Friday, Sep. 12, 1969

Brief Is Best

More than Beaujolais or Bordeaux or their passionately loved franc, the illicit love affair has always held a special place in the hearts of Frenchmen. The magnificent Chateau de Chenonceaux is Henri II's tribute to his mistress, Diane de Poitiers. French authors and artists--Emile Zola and Bonnard, for example--have immortalized their mistresses in their art. For the past 18 years the popular daily newspaper France Soir has run an illustrated serial titled "Famous Love Affairs." And now comes a bestselling survey of 93 French males entitled The Sexual Behavior of the Married Man in France.

In his book, Author Jacques Baroche, a poet turned investigator, confirms the legend of French wanderlust; 90% of the French husbands who talked to him admitted being unfaithful. But he finds that another Gallic institution has become oldfashioned: the pace of modern life has caused many a Frenchman to discard his pampered mistress in favor of the quickie sex act.

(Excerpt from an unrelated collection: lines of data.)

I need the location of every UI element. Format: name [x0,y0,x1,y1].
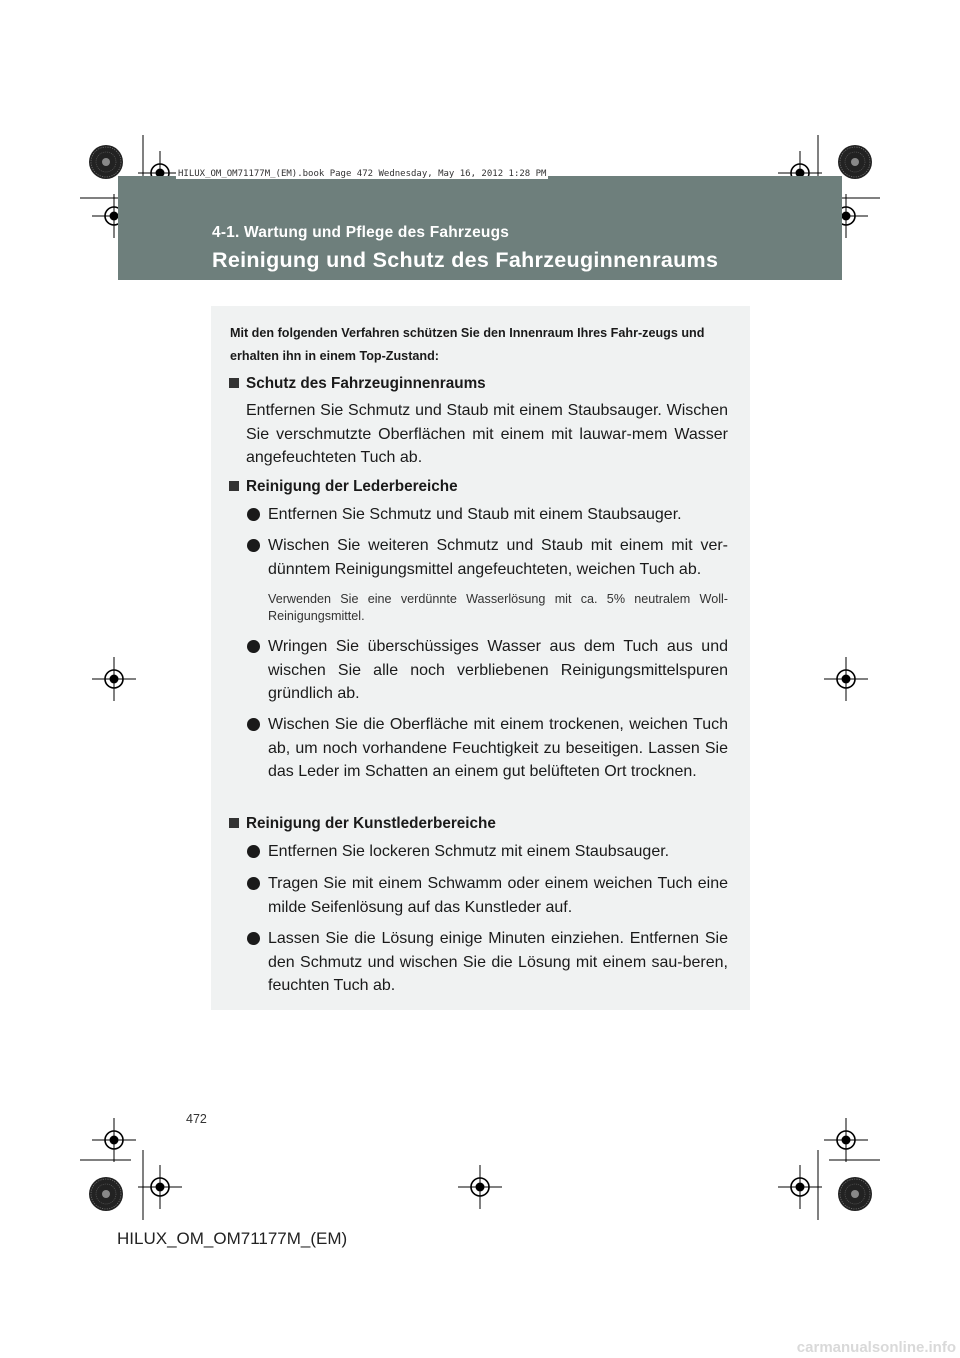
round-bullet-icon [247,932,260,945]
registration-mark-icon [458,1165,502,1209]
section-heading-leder: Reinigung der Lederbereiche [229,478,458,496]
round-bullet-icon [247,877,260,890]
registration-mark-icon [824,657,868,701]
round-bullet-icon [247,539,260,552]
list-item: Lassen Sie die Lösung einige Minuten einziehen. Entfernen Sie den Schmutz und wischen Sie die Lösung mit einem sau-beren, feuchten Tuch ab. [246,927,728,998]
section-label: 4-1. Wartung und Pflege des Fahrzeugs [212,224,510,241]
list-item: Wischen Sie die Oberfläche mit einem trockenen, weichen Tuch ab, um noch vorhandene Feuchtigkeit zu beseitigen. Lassen Sie das Leder im Schatten an einem gut belüfteten Ort trocknen. [246,713,728,784]
registration-mark-icon [824,1118,868,1162]
list-item: Entfernen Sie lockeren Schmutz mit einem Staubsauger. [246,840,728,864]
registration-mark-icon [778,1165,822,1209]
color-wheel-icon [89,1177,123,1211]
registration-mark-icon [92,657,136,701]
note-text: Verwenden Sie eine verdünnte Wasserlösung mit ca. 5% neutralem Woll-Reinigungsmittel. [268,592,728,623]
list-item: Tragen Sie mit einem Schwamm oder einem weichen Tuch eine milde Seifenlösung auf das Kunstleder auf. [246,872,728,919]
color-wheel-icon [89,145,123,179]
list-item: Entfernen Sie Schmutz und Staub mit einem Staubsauger. [246,503,728,527]
intro-text: Mit den folgenden Verfahren schützen Sie den Innenraum Ihres Fahr-zeugs und erhalten ihn in einem Top-Zustand: [230,326,705,363]
doc-code: HILUX_OM_OM71177M_(EM) [117,1229,348,1248]
list-item: Wringen Sie überschüssiges Wasser aus dem Tuch aus und wischen Sie alle noch verbliebenen Reinigungsmittelspuren gründlich ab. [246,635,728,706]
registration-mark-icon [92,1118,136,1162]
color-wheel-icon [838,1177,872,1211]
list-item: Wischen Sie weiteren Schmutz und Staub mit einem mit ver-dünntem Reinigungsmittel angefeuchteten, weichen Tuch ab. [246,534,728,581]
page-number: 472 [186,1112,207,1126]
color-wheel-icon [838,145,872,179]
round-bullet-icon [247,718,260,731]
round-bullet-icon [247,845,260,858]
round-bullet-icon [247,640,260,653]
registration-mark-icon [138,1165,182,1209]
square-bullet-icon [229,378,239,388]
section-heading-schutz: Schutz des Fahrzeuginnenraums [229,375,486,393]
page-title: Reinigung und Schutz des Fahrzeuginnenraums [212,248,719,272]
section-text-schutz: Entfernen Sie Schmutz und Staub mit einem Staubsauger. Wischen Sie verschmutzte Oberflächen mit einem mit lauwar-mem Wasser angefeuchteten Tuch ab. [246,402,728,466]
section-heading-kunstleder: Reinigung der Kunstlederbereiche [229,815,496,833]
square-bullet-icon [229,818,239,828]
print-note: HILUX_OM_OM71177M_(EM).book Page 472 Wednesday, May 16, 2012 1:28 PM [178,169,547,179]
round-bullet-icon [247,508,260,521]
square-bullet-icon [229,481,239,491]
watermark: carmanualsonline.info [796,1339,956,1356]
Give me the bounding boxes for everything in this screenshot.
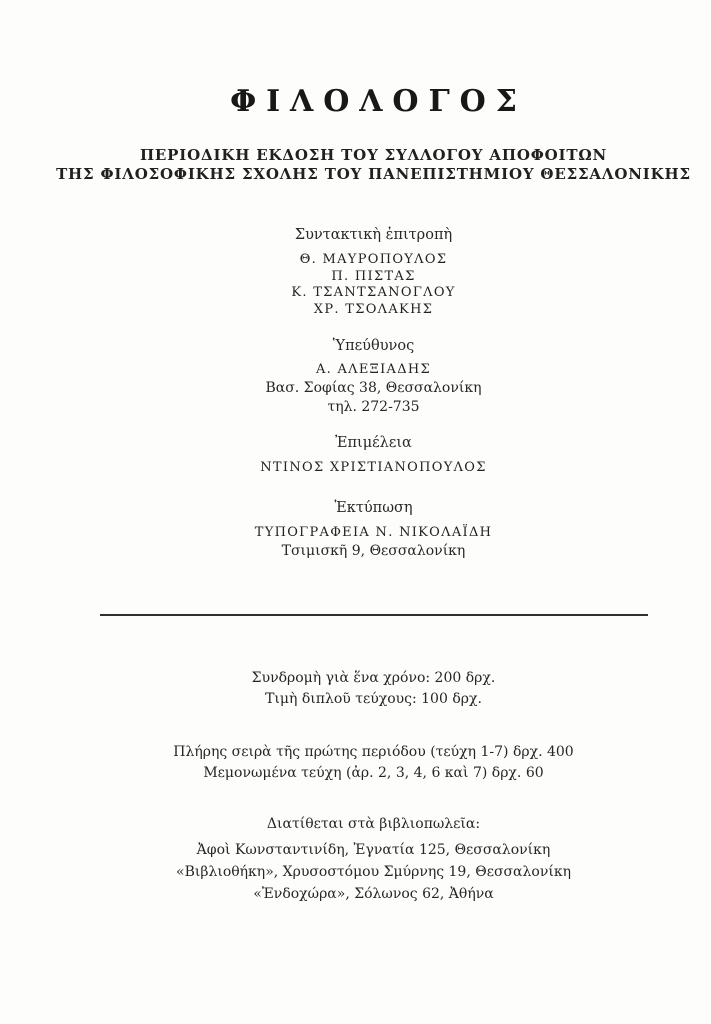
committee-member: Π. ΠΙΣΤΑΣ [331,268,416,284]
page-content [18,0,711,1024]
bookstore-entry: «Βιβλιοθήκη», Χρυσοστόμου Σμύρνης 19, Θεσσαλονίκη [176,864,571,880]
bookstore-entry: «Ἐνδοχώρα», Σόλωνος 62, Ἀθήνα [253,886,494,902]
full-series-price-line: Πλήρης σειρὰ τῆς πρώτης περιόδου (τεύχη 1-7) δρχ. 400 [173,744,574,760]
editorial-committee-members [18,252,711,318]
committee-member: Θ. ΜΑΥΡΟΠΟΥΛΟΣ [299,252,448,267]
curation-name: ΝΤΙΝΟΣ ΧΡΙΣΤΙΑΝΟΠΟΥΛΟΣ [260,460,487,475]
responsible-address: Βασ. Σοφίας 38, Θεσσαλονίκη [265,380,482,396]
bookstores-list [18,839,711,905]
printing-name: ΤΥΠΟΓΡΑΦΕΙΑ Ν. ΝΙΚΟΛΑΪΔΗ [254,525,493,540]
bookstore-entry: Ἀφοὶ Κωνσταντινίδη, Ἐγνατία 125, Θεσσαλονίκη [196,842,551,858]
responsible-heading: Ὑπεύθυνος [332,338,415,354]
committee-member: Κ. ΤΣΑΝΤΣΑΝΟΓΛΟΥ [291,285,456,300]
subtitle-line-1: ΠΕΡΙΟΔΙΚΗ ΕΚΔΟΣΗ ΤΟΥ ΣΥΛΛΟΓΟΥ ΑΠΟΦΟΙΤΩΝ [139,146,608,164]
subtitle-line-2: ΤΗΣ ΦΙΛΟΣΟΦΙΚΗΣ ΣΧΟΛΗΣ ΤΟΥ ΠΑΝΕΠΙΣΤΗΜΙΟΥ ΘΕΣΣΑΛΟΝΙΚΗΣ [56,165,691,183]
journal-subtitle [18,146,711,184]
subscription-price-line: Συνδρομὴ γιὰ ἕνα χρόνο: 200 δρχ. [251,670,496,686]
printing-address: Τσιμισκῆ 9, Θεσσαλονίκη [281,543,466,559]
journal-title: ΦΙΛΟΛΟΓΟΣ [230,84,527,119]
double-issue-price-line: Τιμὴ διπλοῦ τεύχους: 100 δρχ. [265,691,482,707]
editorial-committee-heading: Συντακτικὴ ἐπιτροπὴ [294,227,453,243]
printing-heading: Ἐκτύπωση [334,500,413,516]
responsible-phone: τηλ. 272-735 [327,399,420,415]
curation-heading: Ἐπιμέλεια [335,435,412,451]
committee-member: ΧΡ. ΤΣΟΛΑΚΗΣ [313,301,434,317]
single-issues-price-line: Μεμονωμένα τεύχη (ἀρ. 2, 3, 4, 6 καὶ 7) δρχ. 60 [203,765,544,781]
horizontal-divider-rule [100,614,648,616]
responsible-name: Α. ΑΛΕΞΙΑΔΗΣ [315,362,432,377]
bookstores-heading: Διατίθεται στὰ βιβλιοπωλεῖα: [266,816,481,832]
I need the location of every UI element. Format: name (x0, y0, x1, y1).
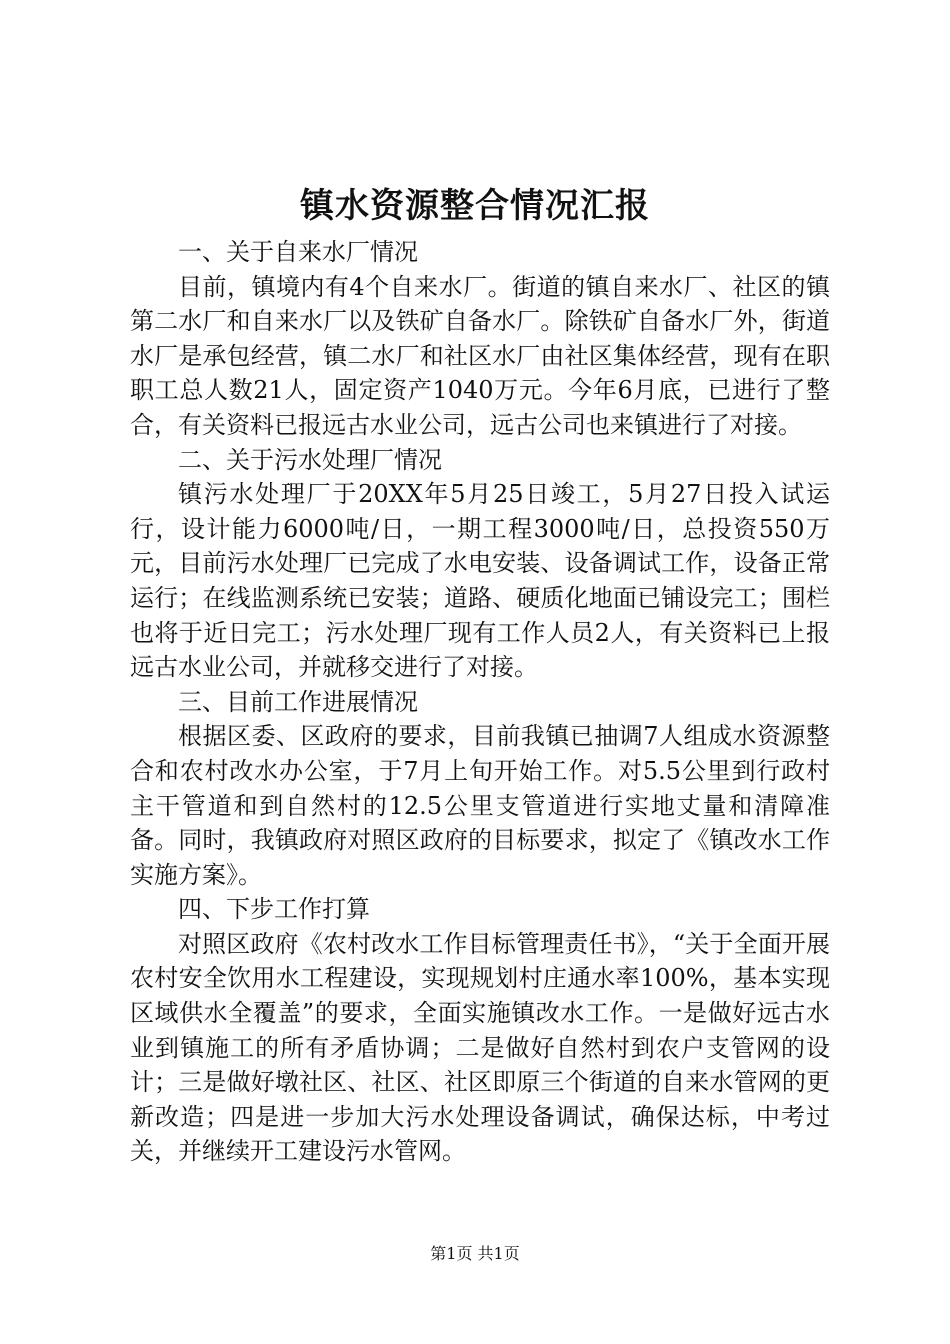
page-footer: 第1页 共1页 (430, 1244, 520, 1263)
section-heading-3: 三、目前工作进展情况 (178, 687, 418, 716)
paragraph-4: 对照区政府《农村改水工作目标管理责任书》，“关于全面开展农村安全饮用水工程建设，实现规划村庄通水率100%，基本实现区域供水全覆盖”的要求，全面实施镇改水工作。一是做好远古水业到镇施工的所有矛盾协调；二是做好自然村到农户支管网的设计；三是做好墩社区、社区、社区即原三个街道的自来水管网的更新改造；四是进一步加大污水处理设备调试，确保达标，中考过关，并继续开工建设污水管网。 (130, 929, 830, 1166)
paragraph-3: 根据区委、区政府的要求，目前我镇已抽调7人组成水资源整合和农村改水办公室，于7月上旬开始工作。对5.5公里到行政村主干管道和到自然村的12.5公里支管道进行实地丈量和清障准备。同时，我镇政府对照区政府的目标要求，拟定了《镇改水工作实施方案》。 (130, 722, 830, 889)
document-body (130, 235, 830, 1169)
document-title: 镇水资源整合情况汇报 (300, 186, 650, 226)
section-heading-1: 一、关于自来水厂情况 (178, 238, 418, 266)
paragraph-1: 目前，镇境内有4个自来水厂。街道的镇自来水厂、社区的镇第二水厂和自来水厂以及铁矿自备水厂。除铁矿自备水厂外，街道水厂是承包经营，镇二水厂和社区水厂由社区集体经营，现有在职职工总人数21人，固定资产1040万元。今年6月底，已进行了整合，有关资料已报远古水业公司，远古公司也来镇进行了对接。 (130, 272, 830, 439)
section-heading-2: 二、关于污水处理厂情况 (178, 445, 442, 474)
section-heading-4: 四、下步工作打算 (178, 895, 370, 924)
paragraph-2: 镇污水处理厂于20XX年5月25日竣工，5月27日投入试运行，设计能力6000吨/日，一期工程3000吨/日，总投资550万元，目前污水处理厂已完成了水电安装、设备调试工作，设备正常运行；在线监测系统已安装；道路、硬质化地面已铺设完工；围栏也将于近日完工；污水处理厂现有工作人员2人，有关资料已上报远古水业公司，并就移交进行了对接。 (130, 480, 830, 682)
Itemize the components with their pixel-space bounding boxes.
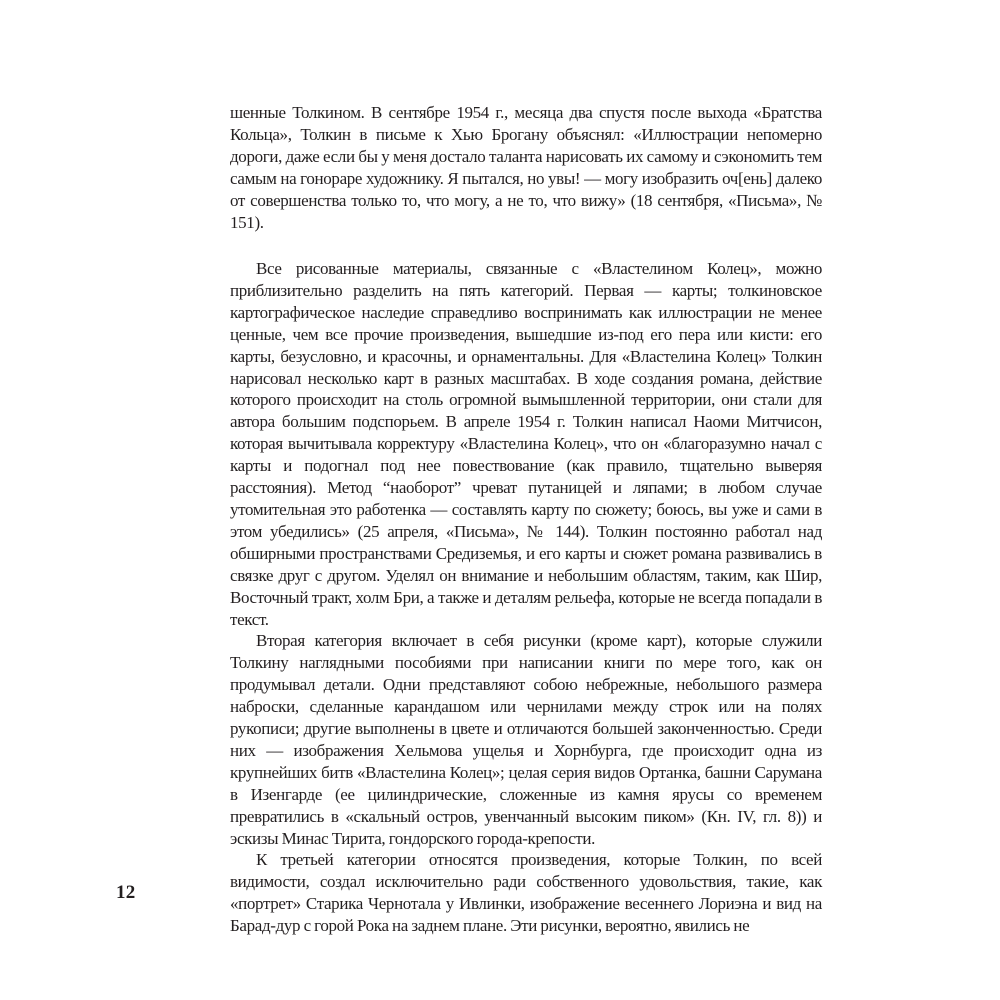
text-block-main: [230, 258, 822, 937]
text-block-top: [230, 102, 822, 233]
paragraph-third-category: К третьей категории относятся произведения, которые Толкин, по всей видимости, создал исключительно ради собственного удовольствия, такие, как «портрет» Старика Чернотала у Ивлинки, изображение весеннего Лориэна и вид на Барад-дур с горой Рока на заднем плане. Эти рисунки, вероятно, явились не: [230, 850, 822, 936]
page-number: 12: [116, 882, 136, 903]
paragraph-drawing-categories: Все рисованные материалы, связанные с «Властелином Колец», можно приблизительно разделить на пять категорий. Первая — карты; толкиновское картографическое наследие справедливо воспринимать как иллюстрации не менее ценные, чем все прочие произведения, вышедшие из-под его пера или кисти: его карты, безусловно, и красочны, и орнаментальны. Для «Властелина Колец» Толкин нарисовал несколько карт в разных масштабах. В ходе создания романа, действие которого происходит на столь огромной вымышленной территории, они стали для автора большим подспорьем. В апреле 1954 г. Толкин написал Наоми Митчисон, которая вычитывала корректуру «Властелина Колец», что он «благоразумно начал с карты и подогнал под нее повествование (как правило, тщательно выверяя расстояния). Метод “наоборот” чреват путаницей и ляпами; в любом случае утомительная это работенка — составлять карту по сюжету; боюсь, вы уже и сами в этом убедились» (25 апреля, «Письма», № 144). Толкин постоянно работал над обширными пространствами Средиземья, и его карты и сюжет романа развивались в связке друг с другом. Уделял он внимание и небольшим областям, таким, как Шир, Восточный тракт, холм Бри, а также и деталям рельефа, которые не всегда попадали в текст.: [230, 259, 822, 629]
paragraph-second-category: Вторая категория включает в себя рисунки (кроме карт), которые служили Толкину наглядными пособиями при написании книги по мере того, как он продумывал детали. Одни представляют собою небрежные, небольшого размера наброски, сделанные карандашом или чернилами между строк или на полях рукописи; другие выполнены в цвете и отличаются большей законченностью. Среди них — изображения Хельмова ущелья и Хорнбурга, где происходит одна из крупнейших битв «Властелина Колец»; целая серия видов Ортанка, башни Сарумана в Изенгарде (ее цилиндрические, сложенные из камня ярусы со временем превратились в «скальный остров, увенчанный высоким пиком» (Кн. IV, гл. 8)) и эскизы Минас Тирита, гондорского города-крепости.: [230, 631, 822, 848]
paragraph-letter-quote: шенные Толкином. В сентябре 1954 г., месяца два спустя после выхода «Братства Кольца», Толкин в письме к Хью Брогану объяснял: «Иллюстрации непомерно дороги, даже если бы у меня достало таланта нарисовать их самому и сэкономить тем самым на гонораре художнику. Я пытался, но увы! — могу изобразить оч[ень] далеко от совершенства только то, что могу, а не то, что вижу» (18 сентября, «Письма», № 151).: [230, 103, 822, 232]
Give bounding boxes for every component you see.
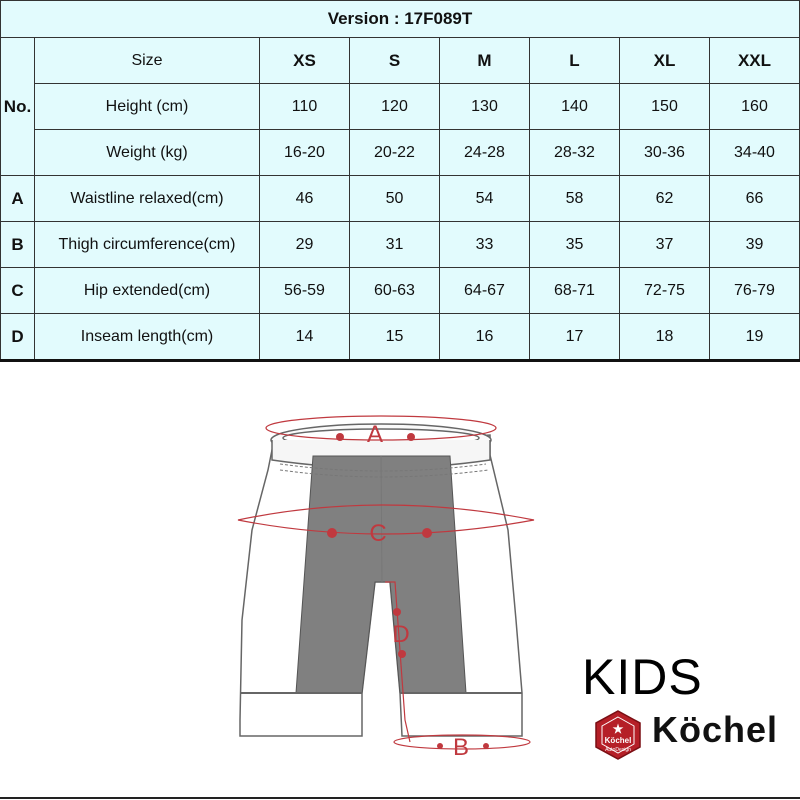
no-header: No.	[1, 38, 35, 176]
weight-cell: 24-28	[440, 130, 530, 176]
table-cell: 76-79	[710, 268, 800, 314]
table-cell: 31	[350, 222, 440, 268]
row-letter: B	[1, 222, 35, 268]
size-header-m: M	[440, 38, 530, 84]
table-cell: 46	[260, 176, 350, 222]
row-label: Hip extended(cm)	[35, 268, 260, 314]
weight-cell: 16-20	[260, 130, 350, 176]
measure-row-d	[1, 314, 800, 361]
weight-label: Weight (kg)	[35, 130, 260, 176]
table-cell: 15	[350, 314, 440, 361]
kids-label: KIDS	[582, 649, 703, 705]
height-cell: 150	[620, 84, 710, 130]
brand-name: Köchel	[652, 709, 779, 750]
row-label: Thigh circumference(cm)	[35, 222, 260, 268]
size-chart-table	[0, 0, 800, 362]
height-cell: 110	[260, 84, 350, 130]
weight-cell: 20-22	[350, 130, 440, 176]
table-cell: 17	[530, 314, 620, 361]
table-cell: 16	[440, 314, 530, 361]
table-cell: 35	[530, 222, 620, 268]
table-cell: 18	[620, 314, 710, 361]
height-cell: 160	[710, 84, 800, 130]
height-cell: 120	[350, 84, 440, 130]
table-cell: 72-75	[620, 268, 710, 314]
height-cell: 140	[530, 84, 620, 130]
weight-row	[1, 130, 800, 176]
weight-cell: 28-32	[530, 130, 620, 176]
height-row	[1, 84, 800, 130]
table-cell: 14	[260, 314, 350, 361]
height-label: Height (cm)	[35, 84, 260, 130]
weight-cell: 34-40	[710, 130, 800, 176]
brand-logo	[592, 705, 792, 765]
brand-badge-sub: AutoDesign	[605, 747, 631, 753]
size-header-l: L	[530, 38, 620, 84]
marker-d: D	[392, 621, 410, 648]
table-cell: 29	[260, 222, 350, 268]
row-label: Inseam length(cm)	[35, 314, 260, 361]
svg-text:★: ★	[612, 722, 624, 736]
table-cell: 56-59	[260, 268, 350, 314]
row-letter: D	[1, 314, 35, 361]
size-row	[1, 38, 800, 84]
table-cell: 66	[710, 176, 800, 222]
table-cell: 19	[710, 314, 800, 361]
marker-b: B	[452, 734, 470, 761]
version-title: Version : 17F089T	[1, 1, 800, 38]
size-header-xs: XS	[260, 38, 350, 84]
marker-a: A	[366, 421, 384, 448]
table-cell: 54	[440, 176, 530, 222]
measure-row-a	[1, 176, 800, 222]
row-letter: A	[1, 176, 35, 222]
table-cell: 58	[530, 176, 620, 222]
row-letter: C	[1, 268, 35, 314]
measure-row-c	[1, 268, 800, 314]
size-header-xxl: XXL	[710, 38, 800, 84]
table-cell: 39	[710, 222, 800, 268]
table-cell: 68-71	[530, 268, 620, 314]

Vanishing Breeders. Mistresses are obsolete, one insurance agent suggested, because "only one thing counts in love--it is the brief encounter." Added a financier, "The principal quality of a woman is neither beauty nor charm nor intelligence, it is novelty." Equally unexpected is Baroche's revelation that the French lover of fabled expertise is a vanishing breed; many men were simply bored with the foreplay in lovemaking. "I have a horror of the preliminaries of love," one of them confided. "The process of taking off one's clothes becomes a handicap with habit." In short, the smooth French lover, typified for millions by Charles Boyer's 1938 role as the romantic Casbah thief in Algiers, is becoming extinct.

Some of Baroche's interviews verge on the implausible: he claims to have found one couple who learned to make love in a tiny Citroen "Deux Chevaux" auto--after they persuaded the man's dog to remain in the back seat. Serious social scientists are not sure that Baroche interviewed a sufficiently wide variety of Frenchmen to reach any valid conclusions. Still, he talked to enough to find one man who asked, "How does it happen that I have never deceived my wife?" then shrugged and answered his own question: "I don't want to complicate my life. I must be the exception that proves the rule."